“What!” Collinson said, staring.
“Never mind, Collie; I wasn’t in earnest,” the joker explained. “Of course I didn’t mean it.”
“Well, you oughtn’t to say it,” Collinson protested. “People say a thing like that about a man in a joking way, but other people hear it sometimes and don’t know they’re joking, and a story gets started.”
“My goodness, but you’re serious!” Old Bill exclaimed. “You look like you had a misery in your chest, as the rubes say; and I don’t blame you! Get on out in the fresh night air and you’ll feel better.”

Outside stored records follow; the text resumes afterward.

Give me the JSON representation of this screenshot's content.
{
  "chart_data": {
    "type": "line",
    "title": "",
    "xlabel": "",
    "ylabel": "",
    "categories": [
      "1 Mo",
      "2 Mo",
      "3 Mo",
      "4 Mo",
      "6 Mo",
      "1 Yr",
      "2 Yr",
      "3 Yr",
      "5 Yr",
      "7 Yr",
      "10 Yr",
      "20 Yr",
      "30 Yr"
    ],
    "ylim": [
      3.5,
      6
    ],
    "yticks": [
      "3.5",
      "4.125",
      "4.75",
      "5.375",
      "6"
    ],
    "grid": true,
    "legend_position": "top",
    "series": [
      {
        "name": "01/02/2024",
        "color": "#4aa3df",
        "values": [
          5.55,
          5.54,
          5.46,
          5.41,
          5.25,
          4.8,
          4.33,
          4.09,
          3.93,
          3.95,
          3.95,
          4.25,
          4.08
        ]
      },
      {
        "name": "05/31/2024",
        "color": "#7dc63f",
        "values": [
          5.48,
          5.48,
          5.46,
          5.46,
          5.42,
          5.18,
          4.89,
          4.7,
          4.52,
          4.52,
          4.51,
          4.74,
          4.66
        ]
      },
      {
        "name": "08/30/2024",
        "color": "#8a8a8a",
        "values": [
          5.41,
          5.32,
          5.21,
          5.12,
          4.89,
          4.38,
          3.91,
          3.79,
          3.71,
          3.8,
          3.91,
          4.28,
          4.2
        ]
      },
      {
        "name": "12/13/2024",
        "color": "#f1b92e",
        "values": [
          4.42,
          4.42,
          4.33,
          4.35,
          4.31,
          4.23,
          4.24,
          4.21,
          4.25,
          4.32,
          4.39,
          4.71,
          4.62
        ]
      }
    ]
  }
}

He was mistaken, however; the night air failed to improve Collinson’s spirits as he walked home alone through the dark and chilly streets. There was, indeed, a misery in his chest, where stirred a sensation vaguely nauseating; his hands were tremulous and his knees infirm as he walked. In his mind was a confusion of pictures and sounds, echoes from Charlie Loomis’s shack: he could not clear his mind’s eye of the one hundred dollar bill; and its likeness, as it lay crumpled on the green cloth under the drop light, haunted and hurt him as a face in a coffin haunts and hurts the new mourner.
It seemed to Collinson then that money was the root of all evil and the root of all good, the root and branch of all life, indeed. With money, his wife would have been amiable, not needing gay bachelors to take her to vaudevilles. Her need of money was the true foundation of the jealousy that had sent him out morose and reckless to-night; of the jealousy that had made it seem, when he gambled with Charlie Loomis for the luck dollar, as though they really gambled for luck with her.
It still seemed to him that they had gambled for luck with her, and Charlie had won it. But as Collinson plodded homeward in the chilly midnight, his shoulders sagging and his head drooping, he began to wonder how he could have risked money that belonged to another man. What on earth had made him do what he had done? Was it the mood his wife had set him in as he went out that evening? No; he had gone out feeling like that often enough, and nothing had happened.
Something had brought this trouble on him, he thought; for it appeared to Collinson that he had been an automaton, having nothing to do with his own actions. He must bear the responsibility for them; but he had not willed them. If the one hundred dollar bill had not happened to be in his pocket—— That was it! And at the thought he mumbled desolately to himself: “I’d been all right if it hadn’t been for that.” If the one hundred dollar bill had not happened to be in his pocket, he’d have been “all right.” The one hundred dollar bill had done this to him. And Smithie’s romancing again came back to him: “In one person’s hands money’ll do good, likely; in another’s it’ll do harm.” It was the money that did harm or good, not the person; and the money in his hands had done this harm to himself.
He had to deliver a hundred dollars at the office in the morning, somehow; for he dared not take the risk of the client’s meeting the debtor.
There was a balance of seventeen dollars in his bank, and he could pawn his watch for twenty-five, as he knew well enough, by experience. That would leave fifty-eight dollars to be paid, and there was only one way to get it. His wife would have to let him pawn her ring. She’d have to!